Insurers and their stockholders howled with delight after last week's decision by the CMS to reverse Medicare Advantage cuts. But they may be in for a rude awakening. Medicare Advantage is still facing a 10-year, $156 billion reduction mandated by the Patient Protection and Affordable Care Act, which is designed to bring the program in line with traditional fee-for-service Medicare. Moreover, Advantage still faces cuts from sequestration.
“If you take (the Medicare Advantage impact) the ACA is laying out, there's going to be reductions in what (CMS) is going to pay out in longer term,” said Vishnu Lekraj, a senior healthcare analyst for Morningstar, who adds those reductions are in effect through 2022.

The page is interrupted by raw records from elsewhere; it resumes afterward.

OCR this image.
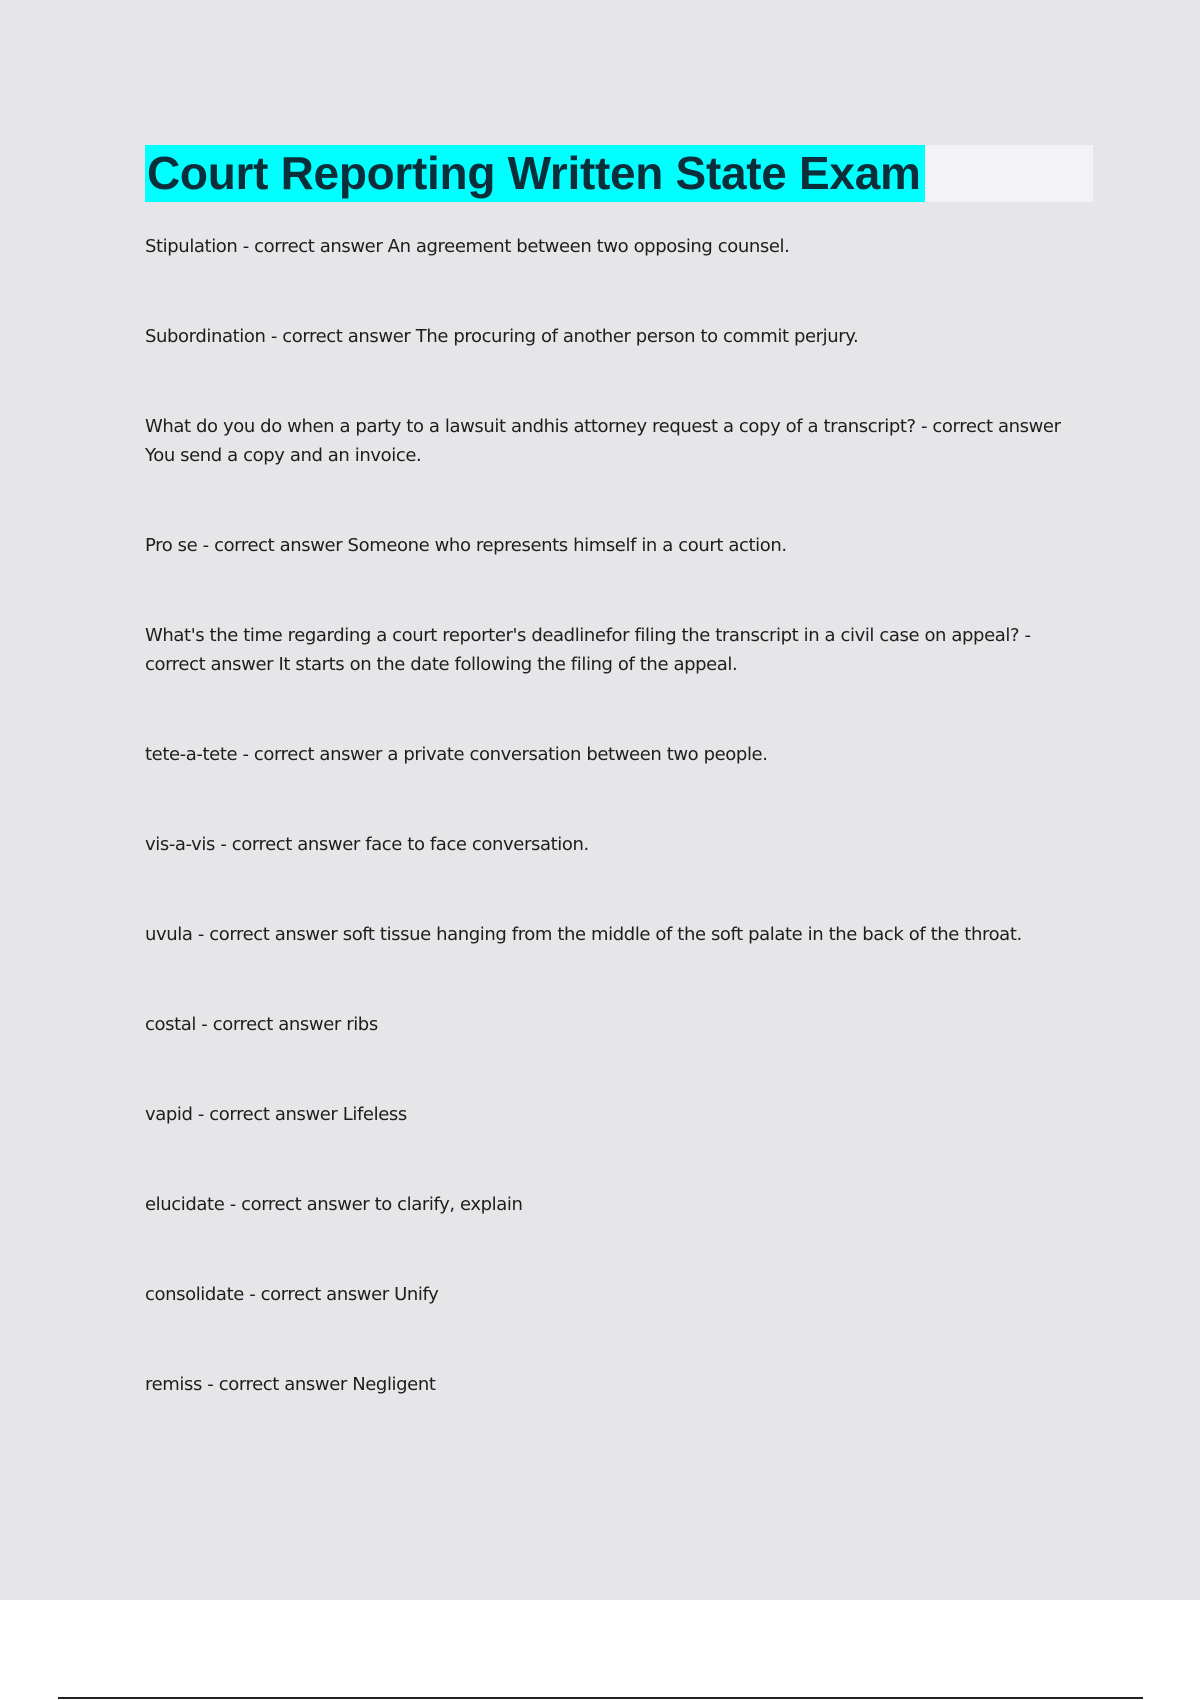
Court Reporting Written State Exam
Stipulation - correct answer An agreement between two opposing counsel.
Subordination - correct answer The procuring of another person to commit perjury.
What do you do when a party to a lawsuit andhis attorney request a copy of a transcript? - correct answer You send a copy and an invoice.
Pro se - correct answer Someone who represents himself in a court action.
What's the time regarding a court reporter's deadlinefor filing the transcript in a civil case on appeal? - correct answer It starts on the date following the filing of the appeal.
tete-a-tete - correct answer a private conversation between two people.
vis-a-vis - correct answer face to face conversation.
uvula - correct answer soft tissue hanging from the middle of the soft palate in the back of the throat.
costal - correct answer ribs
vapid - correct answer Lifeless
elucidate - correct answer to clarify, explain
consolidate - correct answer Unify
remiss - correct answer Negligent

The CMS surprised stakeholders with its April 1 announcement increasing the 2014 reimbursement rate by 3.3% instead of the previously announced cut of 2.3%. The agency said for the first time that it would calculate rates assuming Congress would prevent the automatic 25% cut to the Medicare physician pay formula, better known as the “doc-fix,” as it has for the past decade. While the CMS' own actuaries advised against making the assumption, an agency spokesman defended the move. “This is a specific, unique circumstance, and we expect that current law will continue to be used in other instances,” he said.
Payers and providers, however, won't have much time to celebrate. Medicare cost growth has slowed to the same pace as the rest of the economy in recent years, and some analysts are now saying that may be the new normal.